A commentary about duplicate publications, entitled: A tale of two citations, was published by Mounir Errami & Harold Garner in Nature 2008(24 Jan); 451(7177): 397-399, doi:10.1038/451397a. The summary:

Are scientists publishing more duplicate papers? An automated search of seven million biomedical abstracts suggests that they are, report Mounir Errami and Harold Garner.

A copy of the commentary, with appropriate attribution, has recently appeared via a blog post, Research Plagiarism, News Bioteknologi, June 1, 2008.

For a news item about the commentary, see: Discovering and deterring duplicate publications, Peter Suber, Open Access News, January 25, 2008.
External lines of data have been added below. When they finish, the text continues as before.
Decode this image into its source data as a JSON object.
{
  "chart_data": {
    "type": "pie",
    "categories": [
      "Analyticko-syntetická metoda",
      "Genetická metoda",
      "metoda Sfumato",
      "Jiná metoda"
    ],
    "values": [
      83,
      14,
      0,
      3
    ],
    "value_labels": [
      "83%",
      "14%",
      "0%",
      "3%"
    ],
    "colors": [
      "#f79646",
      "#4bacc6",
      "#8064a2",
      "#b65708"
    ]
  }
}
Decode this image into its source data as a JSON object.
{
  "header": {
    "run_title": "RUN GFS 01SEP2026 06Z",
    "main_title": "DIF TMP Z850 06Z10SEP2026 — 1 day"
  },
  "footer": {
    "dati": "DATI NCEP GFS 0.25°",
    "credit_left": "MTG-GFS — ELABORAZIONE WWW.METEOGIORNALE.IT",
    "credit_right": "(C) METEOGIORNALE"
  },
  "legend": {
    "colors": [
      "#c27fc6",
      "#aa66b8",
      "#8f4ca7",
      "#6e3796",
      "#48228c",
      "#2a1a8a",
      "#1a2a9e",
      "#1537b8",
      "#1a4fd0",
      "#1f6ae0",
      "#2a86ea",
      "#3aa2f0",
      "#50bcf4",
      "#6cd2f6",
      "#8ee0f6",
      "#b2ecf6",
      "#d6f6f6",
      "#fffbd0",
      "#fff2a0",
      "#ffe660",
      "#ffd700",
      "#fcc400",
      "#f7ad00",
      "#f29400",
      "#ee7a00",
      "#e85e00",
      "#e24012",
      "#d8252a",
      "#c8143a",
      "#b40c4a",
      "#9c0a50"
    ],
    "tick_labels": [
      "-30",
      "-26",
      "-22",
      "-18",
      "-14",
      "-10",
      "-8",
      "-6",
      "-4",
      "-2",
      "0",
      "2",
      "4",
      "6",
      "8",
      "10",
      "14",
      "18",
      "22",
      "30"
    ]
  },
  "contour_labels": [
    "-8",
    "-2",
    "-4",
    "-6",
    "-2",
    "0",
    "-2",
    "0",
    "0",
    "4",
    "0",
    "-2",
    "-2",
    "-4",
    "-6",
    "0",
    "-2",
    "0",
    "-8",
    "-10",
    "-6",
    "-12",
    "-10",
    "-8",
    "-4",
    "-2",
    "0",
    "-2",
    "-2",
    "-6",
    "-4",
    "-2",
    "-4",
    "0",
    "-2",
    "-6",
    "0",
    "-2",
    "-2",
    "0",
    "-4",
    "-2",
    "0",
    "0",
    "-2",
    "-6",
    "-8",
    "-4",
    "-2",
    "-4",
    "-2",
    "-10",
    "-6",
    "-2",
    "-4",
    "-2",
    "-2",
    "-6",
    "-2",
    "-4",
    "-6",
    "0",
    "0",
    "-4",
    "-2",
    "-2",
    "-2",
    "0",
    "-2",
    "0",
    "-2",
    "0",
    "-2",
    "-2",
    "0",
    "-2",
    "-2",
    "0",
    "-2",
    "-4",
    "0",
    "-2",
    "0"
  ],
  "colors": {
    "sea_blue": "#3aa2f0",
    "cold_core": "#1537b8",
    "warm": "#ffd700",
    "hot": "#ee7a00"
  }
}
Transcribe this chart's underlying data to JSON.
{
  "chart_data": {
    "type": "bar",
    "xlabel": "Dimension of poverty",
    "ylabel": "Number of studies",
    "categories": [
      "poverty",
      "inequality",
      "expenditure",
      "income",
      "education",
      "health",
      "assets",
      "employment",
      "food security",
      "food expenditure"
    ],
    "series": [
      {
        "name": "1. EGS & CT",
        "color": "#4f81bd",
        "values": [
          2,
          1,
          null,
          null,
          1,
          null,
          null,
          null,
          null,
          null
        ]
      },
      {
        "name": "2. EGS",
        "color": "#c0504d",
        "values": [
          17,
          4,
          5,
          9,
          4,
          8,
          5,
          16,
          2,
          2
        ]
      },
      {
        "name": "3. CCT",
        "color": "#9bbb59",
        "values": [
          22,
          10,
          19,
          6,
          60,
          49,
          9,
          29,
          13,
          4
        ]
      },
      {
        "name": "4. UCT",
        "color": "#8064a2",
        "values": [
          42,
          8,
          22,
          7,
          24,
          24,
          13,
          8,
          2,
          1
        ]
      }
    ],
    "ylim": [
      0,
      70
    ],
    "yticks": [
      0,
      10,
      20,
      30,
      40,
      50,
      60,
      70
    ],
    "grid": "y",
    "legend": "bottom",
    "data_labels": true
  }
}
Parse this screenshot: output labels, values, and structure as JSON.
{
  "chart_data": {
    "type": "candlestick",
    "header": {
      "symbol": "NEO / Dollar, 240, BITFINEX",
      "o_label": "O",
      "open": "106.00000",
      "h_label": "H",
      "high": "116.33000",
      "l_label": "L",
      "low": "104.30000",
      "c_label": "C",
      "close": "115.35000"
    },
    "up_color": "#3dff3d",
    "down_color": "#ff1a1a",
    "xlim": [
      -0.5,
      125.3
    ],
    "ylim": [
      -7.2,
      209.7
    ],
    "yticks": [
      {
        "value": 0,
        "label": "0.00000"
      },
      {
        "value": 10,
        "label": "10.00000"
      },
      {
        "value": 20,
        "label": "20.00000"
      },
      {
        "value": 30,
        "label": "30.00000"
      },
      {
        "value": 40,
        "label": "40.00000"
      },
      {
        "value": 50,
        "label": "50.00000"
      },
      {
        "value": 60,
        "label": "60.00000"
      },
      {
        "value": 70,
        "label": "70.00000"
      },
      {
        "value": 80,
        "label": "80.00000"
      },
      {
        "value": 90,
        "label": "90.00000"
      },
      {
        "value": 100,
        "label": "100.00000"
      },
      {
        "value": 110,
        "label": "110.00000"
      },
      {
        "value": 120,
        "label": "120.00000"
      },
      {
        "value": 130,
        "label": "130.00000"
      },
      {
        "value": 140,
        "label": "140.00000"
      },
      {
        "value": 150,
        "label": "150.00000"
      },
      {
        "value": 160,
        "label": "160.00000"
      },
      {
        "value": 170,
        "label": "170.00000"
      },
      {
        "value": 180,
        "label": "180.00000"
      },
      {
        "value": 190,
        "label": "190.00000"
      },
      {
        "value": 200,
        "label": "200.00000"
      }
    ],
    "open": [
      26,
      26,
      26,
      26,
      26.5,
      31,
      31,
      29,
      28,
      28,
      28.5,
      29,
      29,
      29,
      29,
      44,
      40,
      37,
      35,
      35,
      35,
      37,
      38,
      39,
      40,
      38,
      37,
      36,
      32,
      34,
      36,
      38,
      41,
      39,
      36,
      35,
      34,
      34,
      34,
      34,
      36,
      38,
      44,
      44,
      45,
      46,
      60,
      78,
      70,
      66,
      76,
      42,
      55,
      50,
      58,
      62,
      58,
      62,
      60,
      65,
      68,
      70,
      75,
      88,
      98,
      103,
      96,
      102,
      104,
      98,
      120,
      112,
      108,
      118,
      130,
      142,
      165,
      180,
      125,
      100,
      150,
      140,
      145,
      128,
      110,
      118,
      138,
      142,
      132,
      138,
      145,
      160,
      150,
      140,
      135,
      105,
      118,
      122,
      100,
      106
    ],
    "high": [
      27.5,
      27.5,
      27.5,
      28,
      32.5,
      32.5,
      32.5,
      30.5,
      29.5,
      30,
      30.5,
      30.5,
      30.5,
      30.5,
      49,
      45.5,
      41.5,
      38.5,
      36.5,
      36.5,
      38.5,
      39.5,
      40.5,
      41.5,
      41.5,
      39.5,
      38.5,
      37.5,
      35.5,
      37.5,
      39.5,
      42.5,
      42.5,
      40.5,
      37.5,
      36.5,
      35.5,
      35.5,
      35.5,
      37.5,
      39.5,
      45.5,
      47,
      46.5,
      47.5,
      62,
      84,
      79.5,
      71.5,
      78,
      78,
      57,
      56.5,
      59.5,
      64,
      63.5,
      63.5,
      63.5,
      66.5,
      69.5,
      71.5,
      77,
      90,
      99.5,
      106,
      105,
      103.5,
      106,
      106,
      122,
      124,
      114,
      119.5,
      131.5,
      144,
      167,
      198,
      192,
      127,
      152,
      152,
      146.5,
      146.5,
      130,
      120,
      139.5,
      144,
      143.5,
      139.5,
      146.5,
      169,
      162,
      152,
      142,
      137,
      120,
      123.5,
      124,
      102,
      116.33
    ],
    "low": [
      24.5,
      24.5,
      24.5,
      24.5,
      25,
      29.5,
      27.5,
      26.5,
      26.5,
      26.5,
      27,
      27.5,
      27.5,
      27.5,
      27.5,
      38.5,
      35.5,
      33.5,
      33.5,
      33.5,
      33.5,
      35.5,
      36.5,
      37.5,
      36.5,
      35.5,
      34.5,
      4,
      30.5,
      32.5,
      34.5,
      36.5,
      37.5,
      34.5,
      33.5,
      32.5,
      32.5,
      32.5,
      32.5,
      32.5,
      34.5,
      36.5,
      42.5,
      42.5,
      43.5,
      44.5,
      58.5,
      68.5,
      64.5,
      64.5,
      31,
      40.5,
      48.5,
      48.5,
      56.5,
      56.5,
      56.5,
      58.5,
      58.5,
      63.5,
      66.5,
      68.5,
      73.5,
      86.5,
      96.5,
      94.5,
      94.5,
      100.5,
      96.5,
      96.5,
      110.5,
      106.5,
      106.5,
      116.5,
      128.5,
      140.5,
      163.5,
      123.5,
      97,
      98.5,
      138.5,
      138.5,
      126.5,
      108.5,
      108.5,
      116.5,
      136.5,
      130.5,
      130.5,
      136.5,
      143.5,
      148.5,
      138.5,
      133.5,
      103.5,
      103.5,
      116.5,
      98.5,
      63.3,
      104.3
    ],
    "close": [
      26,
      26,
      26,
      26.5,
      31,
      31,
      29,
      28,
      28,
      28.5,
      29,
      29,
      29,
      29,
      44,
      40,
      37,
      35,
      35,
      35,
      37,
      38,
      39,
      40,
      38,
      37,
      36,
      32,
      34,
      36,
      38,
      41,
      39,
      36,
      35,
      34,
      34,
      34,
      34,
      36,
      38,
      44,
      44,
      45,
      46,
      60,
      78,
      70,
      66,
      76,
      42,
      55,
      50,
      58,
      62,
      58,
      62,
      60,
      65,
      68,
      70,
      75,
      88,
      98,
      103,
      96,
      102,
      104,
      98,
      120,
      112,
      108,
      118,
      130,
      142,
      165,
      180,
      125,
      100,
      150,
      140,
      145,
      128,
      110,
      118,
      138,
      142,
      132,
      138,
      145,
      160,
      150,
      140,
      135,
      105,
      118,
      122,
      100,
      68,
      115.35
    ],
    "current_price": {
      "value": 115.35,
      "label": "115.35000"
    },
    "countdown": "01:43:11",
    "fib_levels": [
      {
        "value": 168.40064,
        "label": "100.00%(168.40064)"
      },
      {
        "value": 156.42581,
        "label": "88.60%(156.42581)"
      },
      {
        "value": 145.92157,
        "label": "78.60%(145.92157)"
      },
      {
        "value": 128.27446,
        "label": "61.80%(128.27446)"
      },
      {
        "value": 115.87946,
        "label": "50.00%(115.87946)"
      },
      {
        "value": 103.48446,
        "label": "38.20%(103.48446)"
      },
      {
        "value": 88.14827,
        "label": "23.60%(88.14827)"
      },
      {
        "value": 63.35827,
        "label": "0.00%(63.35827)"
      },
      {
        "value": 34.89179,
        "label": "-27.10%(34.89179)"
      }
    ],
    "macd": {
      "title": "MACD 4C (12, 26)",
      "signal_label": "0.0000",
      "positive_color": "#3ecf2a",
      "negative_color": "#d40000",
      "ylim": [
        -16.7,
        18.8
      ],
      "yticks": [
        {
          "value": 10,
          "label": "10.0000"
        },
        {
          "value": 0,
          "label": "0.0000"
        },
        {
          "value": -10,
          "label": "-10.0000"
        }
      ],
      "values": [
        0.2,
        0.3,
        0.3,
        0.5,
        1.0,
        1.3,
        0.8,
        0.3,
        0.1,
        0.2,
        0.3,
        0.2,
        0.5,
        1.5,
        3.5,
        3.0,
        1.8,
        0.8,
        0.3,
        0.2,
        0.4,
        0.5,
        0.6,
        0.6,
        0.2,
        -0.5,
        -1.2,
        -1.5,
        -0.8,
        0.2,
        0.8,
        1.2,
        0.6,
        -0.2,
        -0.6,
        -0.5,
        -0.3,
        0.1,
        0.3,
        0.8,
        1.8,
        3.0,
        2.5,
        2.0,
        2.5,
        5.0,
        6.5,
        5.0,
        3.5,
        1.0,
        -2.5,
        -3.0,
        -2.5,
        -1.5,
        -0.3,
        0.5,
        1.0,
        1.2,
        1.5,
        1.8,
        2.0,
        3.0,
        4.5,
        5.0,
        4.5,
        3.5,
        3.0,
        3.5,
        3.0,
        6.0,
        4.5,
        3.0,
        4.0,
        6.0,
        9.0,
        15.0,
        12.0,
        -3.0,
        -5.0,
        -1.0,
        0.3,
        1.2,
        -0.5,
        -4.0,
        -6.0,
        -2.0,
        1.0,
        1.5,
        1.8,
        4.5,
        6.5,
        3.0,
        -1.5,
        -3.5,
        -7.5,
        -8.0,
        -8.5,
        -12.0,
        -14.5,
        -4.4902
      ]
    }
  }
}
A related topic is plagiarism, where a duplicate version is improperly attributed to the plagiarist. The easiest kind of plagiarism to detect is plagiarism from OA sources. And, for this reason, plagiarists might choose to aim for obscurity, in order to minimize the odds of being caught. This has been pointed out, for example, by Heather Morrison, in The Plagiarist, and Aiming for Obscurity, The Imaginary Journal of Poetic Economics, February 23, 2008, and by Peter Suber, in Aiming for obscurity, Open Access News, February 24, 2008.

The source of the phrase “aiming for obscurity” is another blog post by Heather Morrison, in The Imaginary Journal of Poetic Economics, February 23, 2008. The phrase “aiming for obscurity” was, in turn, inspired by this blog, Be Openly Accessible or Be Obscure.